A decade ago, when the Jubilee Line was extended from Green Park to Stratford, there were plenty of glossy books published, examining the design and architecture of the twelve stations that made up the extension. Deservedly so, too; one, Foster's Canary Wharf, has become iconic in that time. There's still plenty you can find about the philosophy of the designers, and the way they wanted a commonality but individuality for each of the stations.
By contrast, it's almost impossible to find out about the thinking behind the Victoria Line. This was only all-new Underground line in the last century¹, and it's forty years old this year. Most people, if they think of its design at all, consider it dull at best.
However, I've been using it for my commute for a year now, and as a primary line for half a decade, and I think that does it a disservice. First, consider the station layouts. This is, I'll admit, more commonly thought of as engineering, but even so, someone had to think about it.
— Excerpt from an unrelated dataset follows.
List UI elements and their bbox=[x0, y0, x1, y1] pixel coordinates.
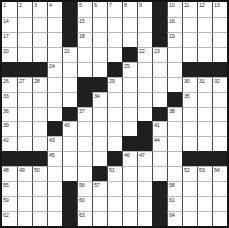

There are sixteen stations on the line; five have cross-platform interchanges with either Tube or British Rail lines, far more than any other line², while all but one station offer interchanges with either Underground or British Rail lines.
Admittedly, partly this is due to politics: during the "tube boom" from 1898 to 1908, the organisations building lines were in competition with one another, whereas the Victoria was the first line designed by London Underground, a single company responsible for all lines. Even so, it's a boon to people who use the line - ask anyone who changes to the Piccadilly at Finsbury Park, or the Bakerloo at Oxford Street.
Beyond the engineering, though, I think the stations are also designed well. Unlike the aforementioned Jubilee Line, most stations follow the same basic look, with three escalators³ down to a main hallway between the two platforms. Unlike some earlier lines (the Central Line springs to mind), these are almost always straight, and I can't think of a station with steps from the central section to either platform. As I've said before, there are also cross-platform interchanges, which complicate things, but even there, consistency leaps out in other ways.
All of the Victoria Line platforms are tiled in a light, almost blue-tinted, grey, with simple wooden benches. Each also has a mural; there's a lovely set on Flickr by Chutney Bannister collecting them all. Recently, the southbound Oxford Street tiling was refurbished as part of the station's PPP makeover, and I was impressed by the lovely, modern design that replaced the snakes-and-ladders mural you can still see on the northbound platform. It turns out that this was the original design, removed in the 1980s after the Oxford Circus fire, but now re-instated, and it doesn't look at all dated - in fact, it's positively modern.
For now, the original 1967 tube stock is still used on the line. However, next year should see the introduction of the new 2009 stock, which, to be honest, I'm somewhat dreading. As with the stations, these are nicely consistent and minimal, with a quirky use of circular glass panels dividing vestibules from seating areas, and standard seating. The new stock will introduce more fold-up seats, and more room to stand, at the cost of fixed seats. I suppose I should wait and see how it turns out, but my gut feeling is that I'll dislike them.
That's not to say the line is without problems. As part of the engineering work to get the line ready for the new trains, its previously solid reliability seems to have taken a knock. More seriously, the above-ground buildings are generally appalling, with far too many of the stations lumbered with unpleasant subway complexes or buildings that look like glorified portakabins. This is particularly shameful at Highbury and Islington, where a damaged but glorious old station was demolished in favour of the current single-storey shed.
Despite this, I think the effort going into the line has been unfairly neglected. The design work for the Victoria line seems to be largely lost, on the Internet at least. Mischa Black was in charge of the overall design effort, leading the Design Research Unit, but I can easily imagine how the utilitarian style leant itself to concealing the identities of the others who contributed. I think it's a shame; the line, while perhaps understated, deserves more attention than it gets. I can't imagine my London without it.
¹ Parts of the Jubilee line were inherited from the Metropolitan line in 1977, and of course the extension in 1999, while needing new tracks, was not a new line end-to-end. Amazingly, the Central London tube network we know today - with the exception of the Victoria and Jubilee lines - was completed by 1907.
² I believe the Central, District and Piccadilly each have two, excluding Victoria Line interchanges, but none are within zone 1 (I'm thinking of Stratford, Mile End, and Hammersmith).
³ Annoyingly, cost-cutting sometimes (as at my home station, Blackhorse Road) led to the central escalator being replaced by a fixed staircase, which means that any failure results in people having to walk or, in extreme cases, station closures.